A própria legislação já reconhece solução semelhante
para outra categoria essencial ao funcionamento da Justiça: os peritos. Quando
há sucumbente beneficiário da justiça gratuita, os honorários periciais são
custeados pelo Estado, evidenciando a viabilidade jurídica e orçamentária da medida
ora proposta.
O presente projeto, portanto, busca estabelecer
tratamento isonômico e coerente, criando um fundo específico para assegurar o
pagamento dos honorários advocatícios de sucumbência nesses casos.
Além disso, a
proposta:
preserva a dignidade da advocacia;
reforça a segurança jurídica;
evita desestímulo à atuação profissional;
mantém o equilíbrio entre as partes no processo;
respeita a repartição constitucional de
responsabilidades.
Ressalte-se, ainda, que o projeto prevê mecanismos
de ressarcimento ao erário, por meio de ação regressiva, quando cessada a
condição de hipossuficiência do beneficiário, em consonância com o Código de
Processo Civil.
Por fim, estabelece-se que os valores pagos
observarão os parâmetros legais e os mínimos fixados pela Tabela da OAB,
evitando o aviltamento da remuneração profissional.

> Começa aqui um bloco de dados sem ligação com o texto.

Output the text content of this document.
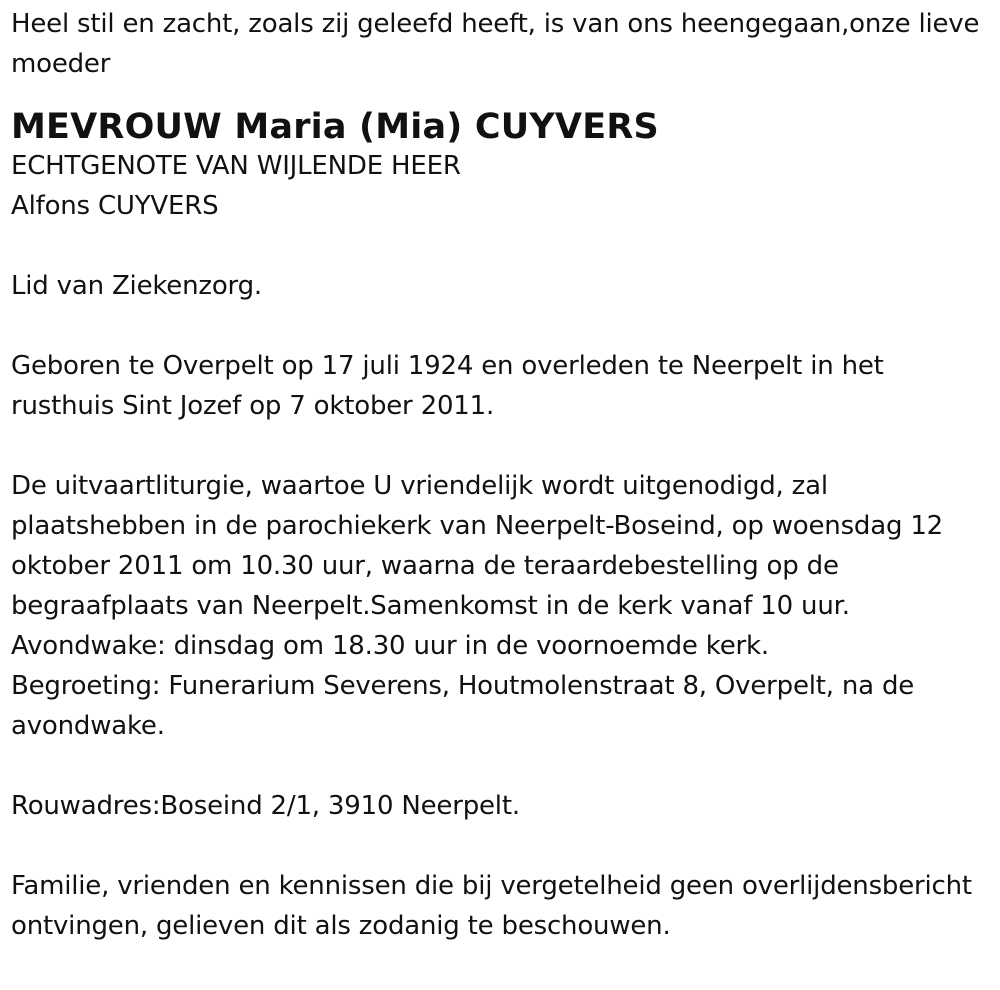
Heel stil en zacht, zoals zij geleefd heeft, is van ons heengegaan,onze lieve moeder

MEVROUW Maria (Mia) CUYVERS

ECHTGENOTE VAN WIJLENDE HEER

Alfons CUYVERS

Lid van Ziekenzorg.

Geboren te Overpelt op 17 juli 1924 en overleden te Neerpelt in het rusthuis Sint Jozef op 7 oktober 2011.

De uitvaartliturgie, waartoe U vriendelijk wordt uitgenodigd, zal plaatshebben in de parochiekerk van Neerpelt-Boseind, op woensdag 12 oktober 2011 om 10.30 uur, waarna de teraardebestelling op de begraafplaats van Neerpelt.Samenkomst in de kerk vanaf 10 uur.

Avondwake: dinsdag om 18.30 uur in de voornoemde kerk.

Begroeting: Funerarium Severens, Houtmolenstraat 8, Overpelt, na de avondwake.

Rouwadres:Boseind 2/1, 3910 Neerpelt.

Familie, vrienden en kennissen die bij vergetelheid geen overlijdensbericht ontvingen, gelieven dit als zodanig te beschouwen.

Diante do exposto, trata-se de medida juridicamente
adequada, socialmente justa e institucionalmente necessária.
Contamos com o apoio
dos nobres parlamentares para a aprovação da presente proposta.
BASE LEGAL (para defesa em comissão)
Constituição Federal – art. 5º, XXXV e LXXIV;
Código de Processo Civil – arts. 85 e 98, §§2º e 3º;
Natureza alimentar dos honorários (art. 85, §14, CPC);
Prática consolidada de custeio estatal de honorários periciais
Princípio da isonomia;
Vedação de transferência indevida de encargos públicos ao particular.